Michael James, owner of the Akron-based training organization Open Source Hardware Group, recommends TinyCircuits products to his electronics classes.

“I can get just about all the same shields for a regular-sized Arduino that I can get for a TinyDuino, generally speaking — WiFi, Bluetooth, they have all that stuff,” says James. “Basically, [size] is not a limiting factor.”

In 2012, with 1,200 preorders and $110,000 raised from a Kickstarter campaign, Burns started assembly in the former BF Goodrich building in Akron.

Because the order volume was relatively low, using an outside contract manufacturer would have made the costs too high, Burns says. “But also, I wanted to do it,” he adds. “It’s kind of the sadist in me. It’s quite a challenge.”

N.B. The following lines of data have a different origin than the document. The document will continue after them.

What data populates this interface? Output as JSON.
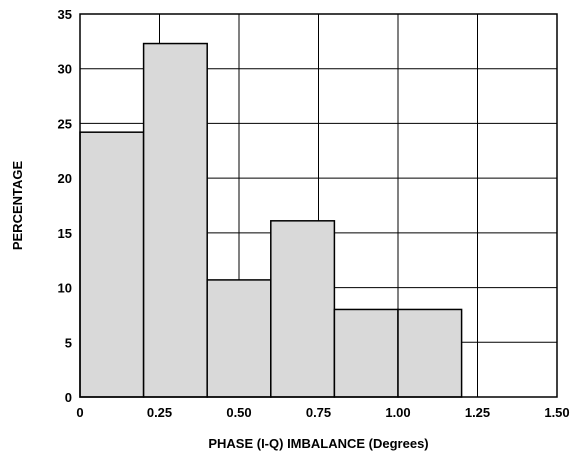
{
  "chart_data": {
    "type": "bar",
    "histogram": true,
    "bins": [
      {
        "x0": 0.0,
        "x1": 0.2,
        "value": 24.2
      },
      {
        "x0": 0.2,
        "x1": 0.4,
        "value": 32.3
      },
      {
        "x0": 0.4,
        "x1": 0.6,
        "value": 10.7
      },
      {
        "x0": 0.6,
        "x1": 0.8,
        "value": 16.1
      },
      {
        "x0": 0.8,
        "x1": 1.0,
        "value": 8.0
      },
      {
        "x0": 1.0,
        "x1": 1.2,
        "value": 8.0
      }
    ],
    "xlabel": "PHASE (I-Q) IMBALANCE (Degrees)",
    "ylabel": "PERCENTAGE",
    "xlim": [
      0,
      1.5
    ],
    "ylim": [
      0,
      35
    ],
    "xticks": [
      0,
      0.25,
      0.5,
      0.75,
      1.0,
      1.25,
      1.5
    ],
    "xtick_labels": [
      "0",
      "0.25",
      "0.50",
      "0.75",
      "1.00",
      "1.25",
      "1.50"
    ],
    "yticks": [
      0,
      5,
      10,
      15,
      20,
      25,
      30,
      35
    ],
    "ytick_labels": [
      "0",
      "5",
      "10",
      "15",
      "20",
      "25",
      "30",
      "35"
    ],
    "grid": true,
    "colors": {
      "bar_fill": "#d9d9d9",
      "bar_edge": "#000000",
      "grid": "#000000"
    }
  }
}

Today Burns has help from David Kearns, director of manufacturing. “Since he came on, it’s been day and night in terms of the quality increases we’ve had,” says Burns. “Now we’re at like 99 percent first-yield success. Compared to where we were when we first did it, we were getting like 25 percent.”

TinyCircuits’ 35 product varieties start as custom-printed boards divided into 30 to 35 blue silicon panels. They are fed into a stencil printer, which puts down a layer of solder paste — electrically conductive grayish goop.

“It’s almost like frosting,” says Burns. “Though you wouldn’t want to eat it.”

Once the solder paste is spread out, a pick-and-place machine suctions up the small electronic components, such as transistors and chips, and places them on the board.

Using a laser guidance system, the machine’s nozzles can deposit about 800 small parts per panel at a rate of 8,000 pieces per hour. “It’s big. The whole [system] is probably 500 pounds swinging back and forth,” says Burns. “It’s pretty cool to see going.”

The panels are then put in a reflow oven, where they’re gradually heated to 475 degrees until the solder paste turns molten before cooling and hardening — about four and a half minutes of cook time. After testing, the boards and shields are popped off the panels and shipped out — some individually, others as kits.

To keep costs manageable, TinyCircuits builds only a few hundred processors and shields at a time.

But that hasn’t cramped the seven-person company’s revenue stream, an estimated $370,000 in 2014. Most of the company’s customers are hobbyists or aspiring startups creating prototypes, but Burns envisions a greater market serving startups.

“We haven’t had to go outside and get angel or [venture capital] money or anything,” says Burns. “If we did have to raise investment, it’s much better than the guys with ideas on napkins, I think. We’ve proven that it can work.”